First off, almost no one follows company guidelines to the letter and the only people who fetishize them are overpaid executive do-nothings whose time is spent dreaming them up and perhaps a few overzealous cultist true believers in retail management. The only other employees that blindly adhere to them are the natural slaves of retail who never question anything and are easily exploited like pawns.
What mystery shoppers and their nefarious puppeteers do not realize, is that they are not entitled to what they have decreed as the ideal shopping experience. Why? Since they are not genuine customers, mystery shoppers do not deserve to be treated like them. By misleading the employee as to their intentions and ultimately wasting everyone’s time, the mystery shopper is not acting in good faith. If the company demands employees that employees make genuine personal connections with shoppers (a demand which is inherently oxymoronic in itself,) this is not possible with the mystery shopper, because everything about the mystery shopper’s interactions is phony. The entire premise they present for their visit is a facade. They are there to spy on you, to trick you, to watch you, and ultimately to catch you in violation of some sacred creedo on a technicality.
An employee can often sense when someone is not genuinely interested and there are all kinds of reasons why they will be inclined to be less helpful. The mystery shopper may have a resting bitch face. They may appear like too much of a busybody. It may creepily show in their eyes that they are sizing the employee up and judging their every move. Truth be told, there are plenty of shoppers which give off such an annoying vibe, that an employee will prefer the customer would just go away, concluding that the person’s business just may not be worth the potential hassle of future customer service issues, inevitable returned merchandise, arguments over warranty, etc.
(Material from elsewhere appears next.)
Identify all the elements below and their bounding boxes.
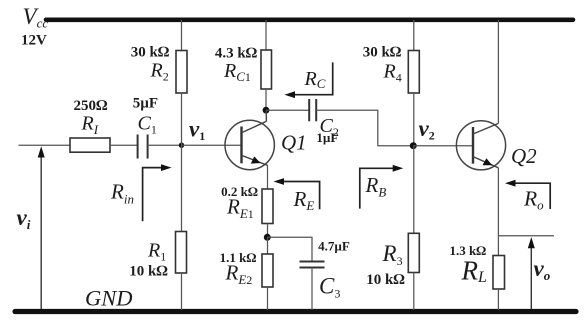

The worst part about being preyed upon by a mystery shopper though, is the lack of recourse. The employee has no opportunity to face his/her accuser and refute the mystery shopper’s claims. The report is filed, and management accepts the account provided by the mystery shopper uncritically. It doesn’t matter if the mystery shopper was grossly exaggerating, failed to take into consideration possible context or misperceived the entire course of events.
In conclusion, mystery shoppers are among the lowest forms of humanity, right down there with people who eat chips loudly in public places. Employees do not owe them anything but scorn. Retail employees have enough to juggle with in the form of genuinely shitty and irritating customers: middle-aged women that ask to speak to the manager, aging suburban wiggers attempting to shoplift, fat white men with neck tattoos and Star Wars t-shirts that talk shit because they don’t understand purchasing etiquette in the 21st century. The last thing the retail employee needs is a fake customer, whose sole purpose is to tattletale and document behaviors from the perspective of those with dubious motives and a limited understanding of the situation on the ground.